À la suite d’une sanction de l’Autorité des marchés financiers datant de septembre 2025, le modèle des rétrocommissions doit désormais être justifié par une amélioration concrète du service rendu aux clients. Comme le souligne Frédéric Stolar, cette évolution dépasse le seul cas d’Altaroc et concerne l’ensemble de la profession.
Désormais, les distributeurs ne peuvent plus se contenter de leurs obligations réglementaires. Ils doivent démontrer des services additionnels mesurables, tant à la souscription que dans le suivi du client. En réponse, Altaroc a revu son modèle en distinguant clairement la rémunération liée à la vente initiale, désormais minoritaire, et celle liée à l’accompagnement dans la durée, qui devient prépondérante.
Cette transformation implique également un renforcement des outils de suivi.

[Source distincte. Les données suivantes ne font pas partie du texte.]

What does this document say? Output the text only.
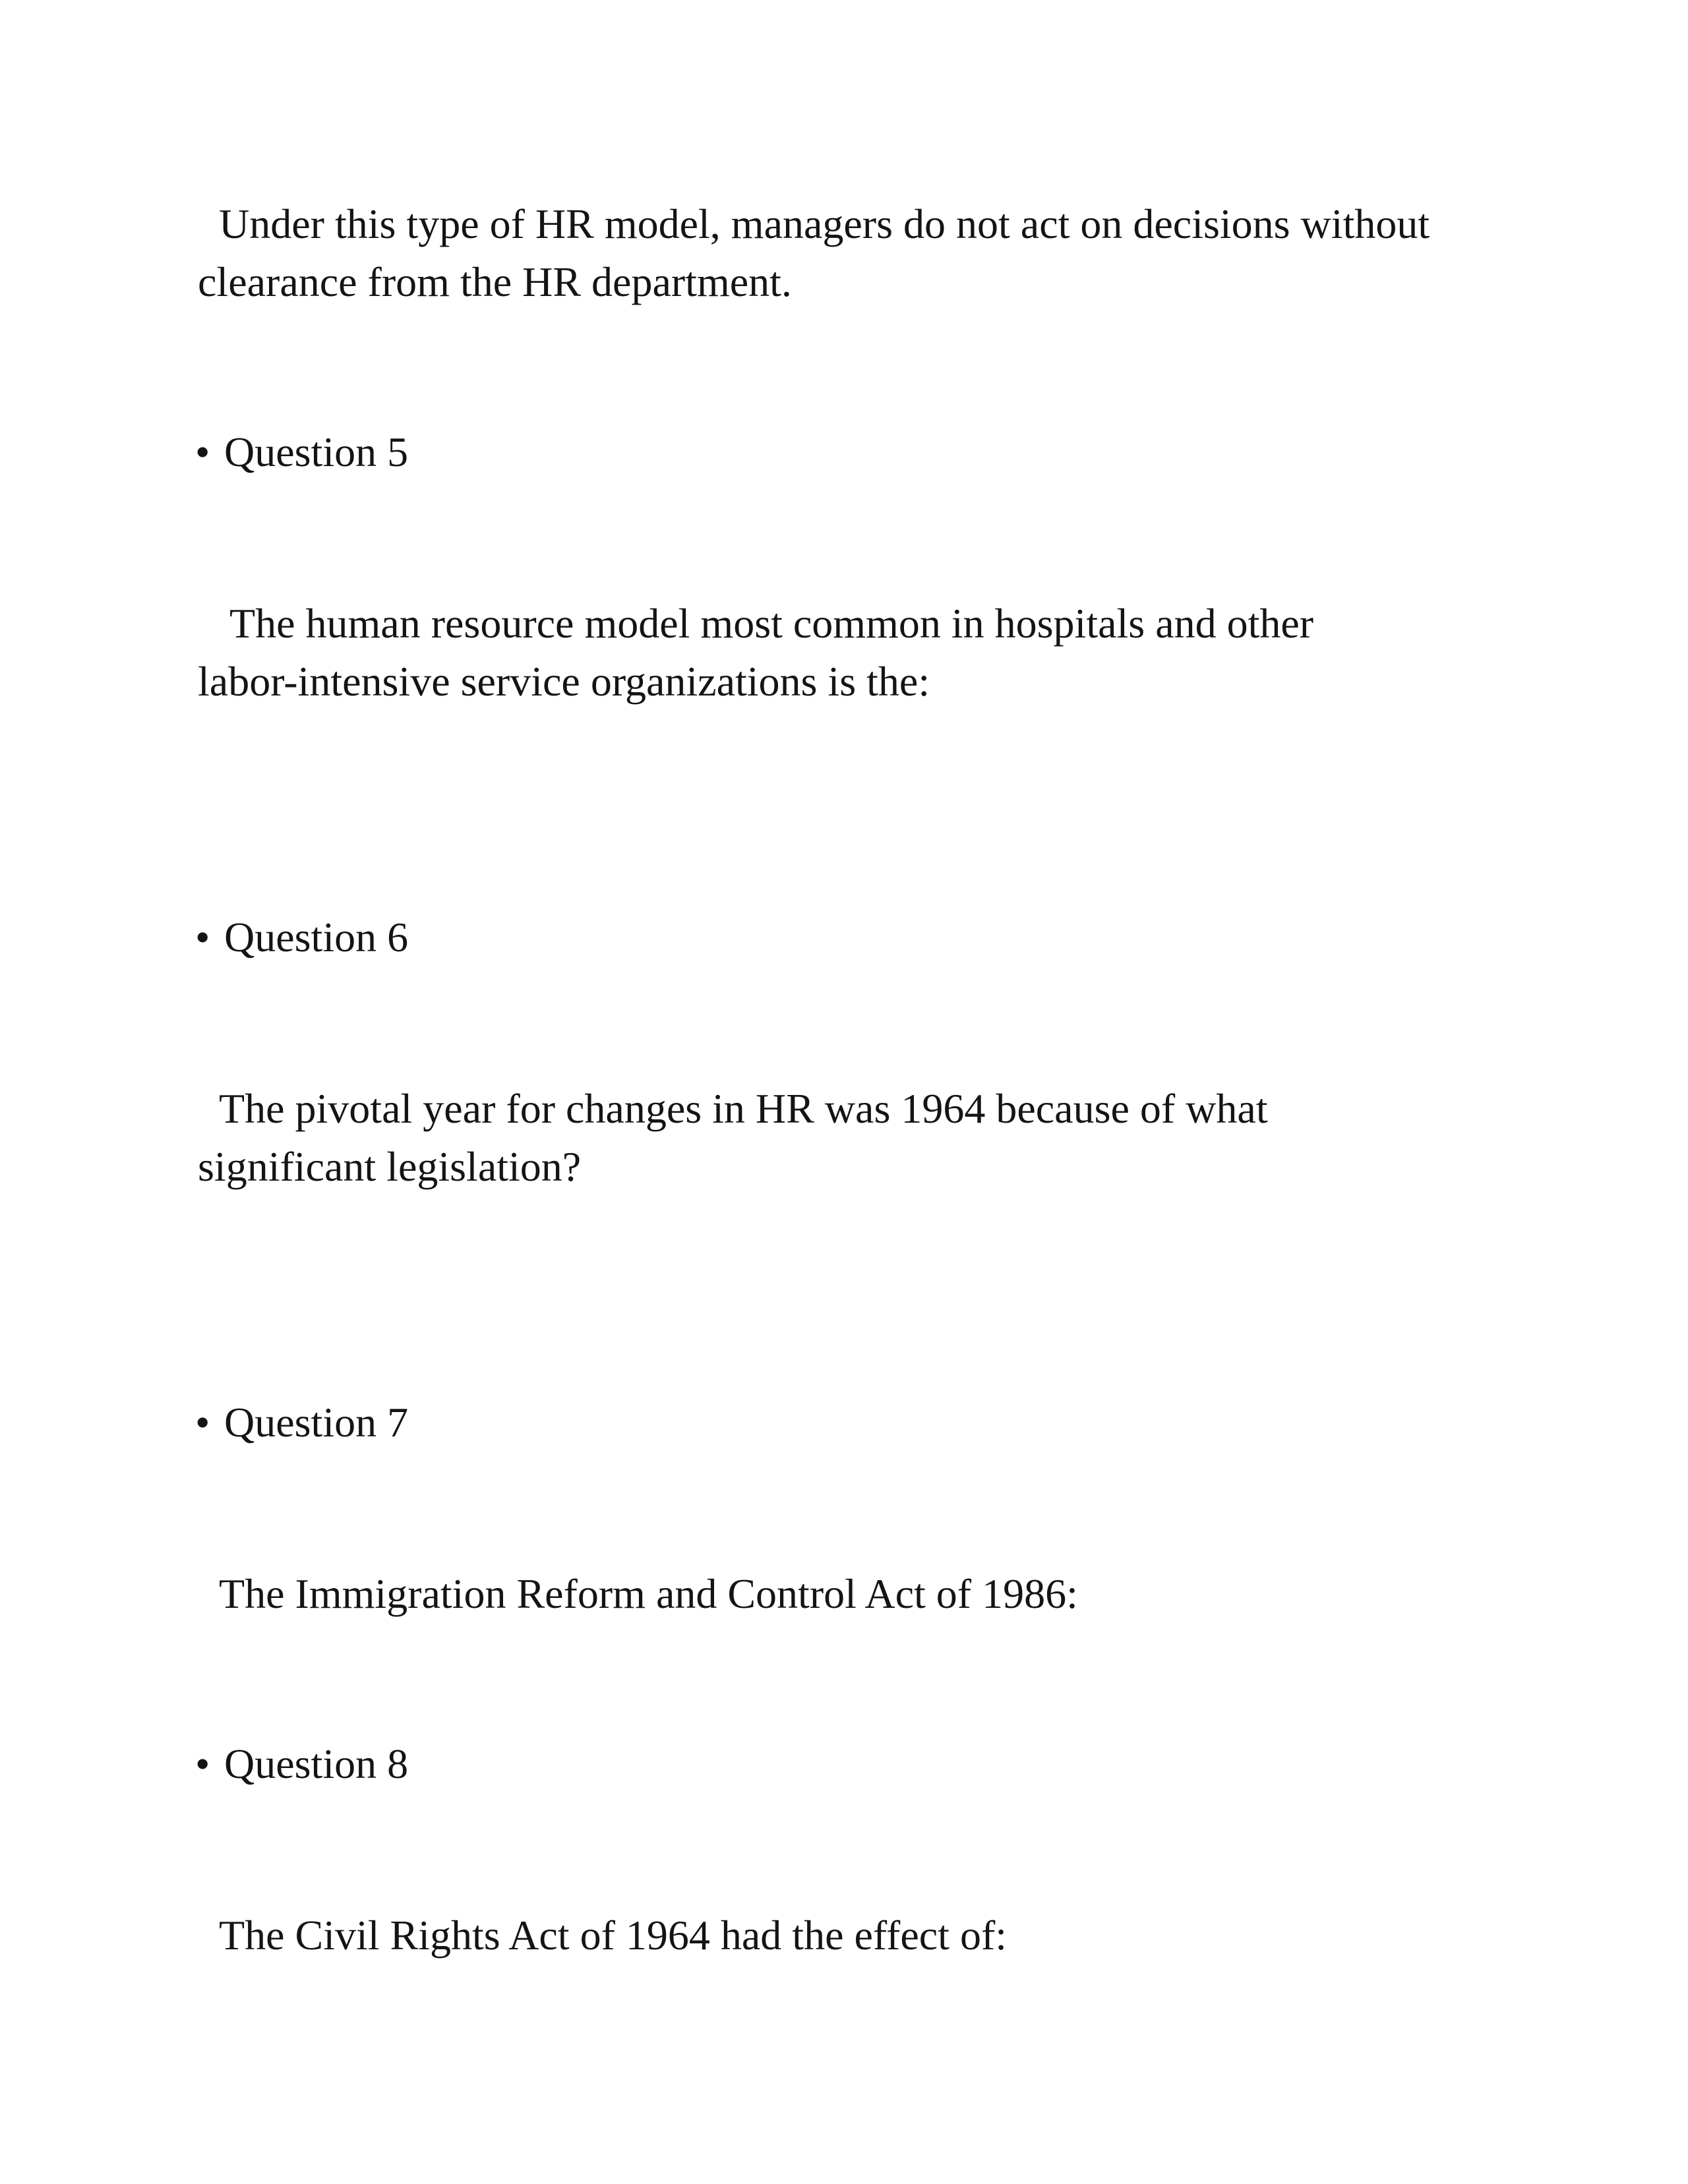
Under this type of HR model, managers do not act on decisions without
clearance from the HR department.

• Question 5

The human resource model most common in hospitals and other
labor-intensive service organizations is the:

• Question 6

The pivotal year for changes in HR was 1964 because of what
significant legislation?

• Question 7

The Immigration Reform and Control Act of 1986:

• Question 8

The Civil Rights Act of 1964 had the effect of:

Les services rendus doivent être tracés, documentés et auditables, excluant toute simple auto-déclaration. Des dispositifs digitaux ont ainsi été mis en place pour prouver l’effectivité des actions menées auprès des clients.
Cette nouvelle exigence réglementaire impose une adaptation opérationnelle importante et marque un tournant vers plus de transparence et de justification dans la relation entre sociétés de gestion et distributeurs.